Your life will take on new meaning when you challenge your limiting beliefs and begin to feel again.  Your growth and power come about when you listen to your inner guidance, and begin to take on really feeling your feelings when life happens.

Trust that your feelings won’t be as painful as you think they will be.  All the pain and suffering you’re now experiencing as part of your eating disorder is actually more damaging to you than if you just felt the feeling the first time and allowed it to move through you.

Ready to Take It On?

Here are two ideas you can take on this week to help you put these ideas into practice in your life.

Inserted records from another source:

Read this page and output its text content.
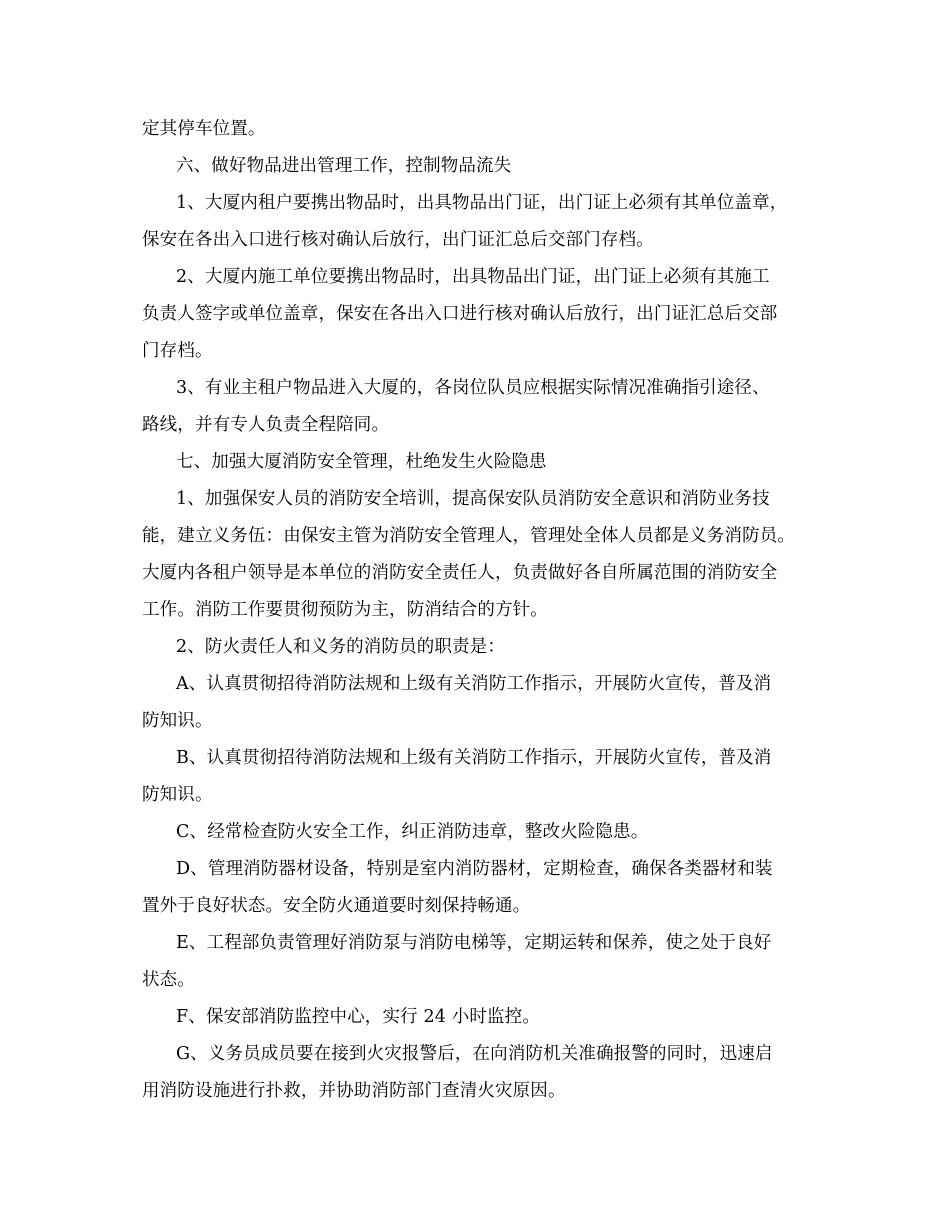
定其停车位置。
六、做好物品进出管理工作，控制物品流失
1、大厦内租户要携出物品时，出具物品出门证，出门证上必须有其单位盖章，
保安在各出入口进行核对确认后放行，出门证汇总后交部门存档。
2、大厦内施工单位要携出物品时，出具物品出门证，出门证上必须有其施工
负责人签字或单位盖章，保安在各出入口进行核对确认后放行，出门证汇总后交部
门存档。
3、有业主租户物品进入大厦的，各岗位队员应根据实际情况准确指引途径、
路线，并有专人负责全程陪同。
七、加强大厦消防安全管理，杜绝发生火险隐患
1、加强保安人员的消防安全培训，提高保安队员消防安全意识和消防业务技
能，建立义务伍：由保安主管为消防安全管理人，管理处全体人员都是义务消防员。
大厦内各租户领导是本单位的消防安全责任人，负责做好各自所属范围的消防安全
工作。消防工作要贯彻预防为主，防消结合的方针。
2、防火责任人和义务的消防员的职责是：
A、认真贯彻招待消防法规和上级有关消防工作指示，开展防火宣传，普及消
防知识。
B、认真贯彻招待消防法规和上级有关消防工作指示，开展防火宣传，普及消
防知识。
C、经常检查防火安全工作，纠正消防违章，整改火险隐患。
D、管理消防器材设备，特别是室内消防器材，定期检查，确保各类器材和装
置外于良好状态。安全防火通道要时刻保持畅通。
E、工程部负责管理好消防泵与消防电梯等，定期运转和保养，使之处于良好
状态。
F、保安部消防监控中心，实行 24 小时监控。
G、义务员成员要在接到火灾报警后，在向消防机关准确报警的同时，迅速启
用消防设施进行扑救，并协助消防部门查清火灾原因。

  • Recognize limiting beliefs – start paying close attention to your thoughts.  Especially important is to notice when your limiting beliefs show up.  Listen to your thoughts carefully when they sound like a personal attack or insult.  It’s those thoughts.  Merely pause when you notice the negative/insulting thought and, if you can, cancel or replace the thought with an empowering one.  If you want to go deeper, ask yourself “if that thought weren’t true, who would I be and do now?”
  • Appreciate challenges – play a game this week by laughing at (or at least not getting overly upset like you might ordinarily) when something challenging happens to you.  For instance I’ve had flat tires, missed appointments/airplanes, and spilled or broken something and now smile at it when it happens.  (I’ve been at this for awhile!) It takes practice to get to a place where you can just say “Ok, that’s what happened.  So now what?”.

Today you might just be at a point where you don’t throw something or dive into a binge.  Whatever you can do to just start to look at the crap that happens in your life as an opportunity to respond with peace and calm instead of spiraling into anger or bingeing. 

Give it a try and keep at it no matter what!